Por entre uma
página e outra, acertei meus ponteiros, num relógio mental descoberto pelas
lavadeiras, fadas do cotidiano. Pelos cantos da brochura, embrenhei-me nas
plantações de cana-de-açúcar, assisti a todas as possíveis lamentações do
doidinho em seu mundo de perguntas, raspei incontáveis tachos, derramei meu
sangue negro e cheiroso. Por entre uma e outra, senti a chibata, mas também
assinei decretos e autorizei demolições; por entre uma e outra, as correntes doeram,
mas apertei gatilhos. Por entre uma e outra, roí as unhas, mas vesti a echarpe.
Sem esperar,
por certo, mas parte de mim poderia prever, senti cada batuque baiano, em
outras plantações, as de cacau. Senti cada amargoso daqueles diálogos
construídos por um amado, uma sentinela do seu povo, um alçador de desejos, um
degustador de canela. Por entre uma página e outra, meu passaporte nem havia
sido carimbado de forma oficial, mas comemorei os desafios românticos de uma
moça de lábios de mel, infiltrando-me naqueles ipês floridos, devagar, ao passo
que ousava conhecer as macabéas.
Nem era
preciso pedir licença. Senti o maravilhamento daquilo, dada a minha natureza
intrometida, de gente que necessita de fontes, fontes com pisadas
sobrenaturais, fontes que mastigam o passado, fontes límpidas e sedosas, fontes
barrosas de diálogos efervescentes, fontes a pensar a partir de anéis
saturnianos ou aqueles da sociedade nórdica.
Por entre um
suspiro e outro, meu senso mochileiro nem se tocou que tudo poderia mudar, tudo
poderia renascer a cada linha completa ou livre, a cada rima ou a cada
parágrafo, a cada tenda ou ramalhete.

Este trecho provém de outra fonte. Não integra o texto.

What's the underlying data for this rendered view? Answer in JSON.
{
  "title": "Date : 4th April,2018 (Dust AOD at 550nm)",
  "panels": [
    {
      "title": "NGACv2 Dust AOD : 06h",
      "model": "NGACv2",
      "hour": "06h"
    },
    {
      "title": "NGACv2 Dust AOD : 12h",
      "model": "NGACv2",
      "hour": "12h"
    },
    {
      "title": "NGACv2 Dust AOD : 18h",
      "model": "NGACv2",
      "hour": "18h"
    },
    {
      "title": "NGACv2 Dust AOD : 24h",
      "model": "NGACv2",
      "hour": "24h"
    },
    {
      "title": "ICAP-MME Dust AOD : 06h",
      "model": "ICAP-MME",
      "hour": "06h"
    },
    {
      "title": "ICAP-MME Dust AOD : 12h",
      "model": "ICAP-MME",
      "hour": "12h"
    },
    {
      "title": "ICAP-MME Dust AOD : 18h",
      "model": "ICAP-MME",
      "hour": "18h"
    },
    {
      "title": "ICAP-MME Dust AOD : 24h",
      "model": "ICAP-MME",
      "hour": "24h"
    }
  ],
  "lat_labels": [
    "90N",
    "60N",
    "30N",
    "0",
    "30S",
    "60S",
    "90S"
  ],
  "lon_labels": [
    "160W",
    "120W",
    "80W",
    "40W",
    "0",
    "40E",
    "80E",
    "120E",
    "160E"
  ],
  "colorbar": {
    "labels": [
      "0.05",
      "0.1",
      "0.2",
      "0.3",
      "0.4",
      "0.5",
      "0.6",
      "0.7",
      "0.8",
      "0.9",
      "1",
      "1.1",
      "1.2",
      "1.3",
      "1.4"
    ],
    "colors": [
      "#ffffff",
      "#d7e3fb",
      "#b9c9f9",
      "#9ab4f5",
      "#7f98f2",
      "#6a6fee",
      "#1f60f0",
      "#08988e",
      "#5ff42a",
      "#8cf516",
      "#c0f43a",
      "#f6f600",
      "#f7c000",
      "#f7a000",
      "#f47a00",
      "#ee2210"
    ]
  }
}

As pontas dos meus dedos dedilhavam uma
febre de querer uma compreensão imediata, mas, por graça divina, cada degrau
conduzia a um compartimento do cérebro, cada degrau me ensimesmava ou me
expandia.
Que magia
seria essa, tão nobre e avassaladora, não pude saber de imediato. Por entre um
painel adocicado e outro, aparecia o navio de imigrantes, apareciam as geadas e
apareciam os milhões de olhares e apareciam as bonecas de pano, os viscondes,
os sacis, as cucas. Lembrei-me, ainda, que a viagem não é finita, que entre uma
página e outra há uma pausa profunda e etérea, que entre um espaço e outro há
uma passarela de realismos, de fantásticos, de lamentações e felicidades, de
passaredos e passarinhos.
Como explicar ao
outro o que senti quando entrei naquela vila, como explicar ao outro que me
perdi naquela selva, como explicar ao outro o que vi quando naveguei naquele
edifício no centro do oceano. Como explicar que, a cada virada de página, um
som saía pelas costuras do papel; como explicar que, a cada cheiro de celulose
processada, viria também o cheiro daquelas ruas cariocas, com Policarpo me
escoltando.
Por entre uma
lágrima e outra, até gargalhei e refiz meus redemoinhos, molhei a horta de
ideias tontas, aprumei a coluna, mirei o alvo de possibilidades, sorvi o
caminhar das mitológicas crateras: reli. Como explicar ao outro que a releitura
é mais um cartão de embarque, como explicar ao outro que a imagem é texto etiquetado
de conceitos e deflagrações, como explicar ao outro que a bula faz todo sentido
místico, como explicar ao outro que a receita do brigadeiro carrega o dom da
catequese histórica, como explicar ao outro que o penhasco surgiu naquele
capítulo, como explicar ao outro que a montanha foi escalada inúmeras vezes
somente naquele trecho, como explicar ao outro que sertões me ensinaram a ser
forte, como explicar ao outro que os caetés e cariris marcham com seus maracás de
forma perene.
Foi num
bilhete sem data, invisível, que meu disco virtual começou a girar numa
velocidade parecida com a dos dromedários, na areia quente, com um café coado
para se acomodar e admirar o alpendre. Por entre os confetes de uma página e
outra, ouvi um sussurro cifrado, pequenas vozes gregorianas. Por entre os
ladrilhos de uma página e outra, os sermões me auxiliaram. Por entre os odores
de uma página e outra, contei as moedas. As portas se abriram.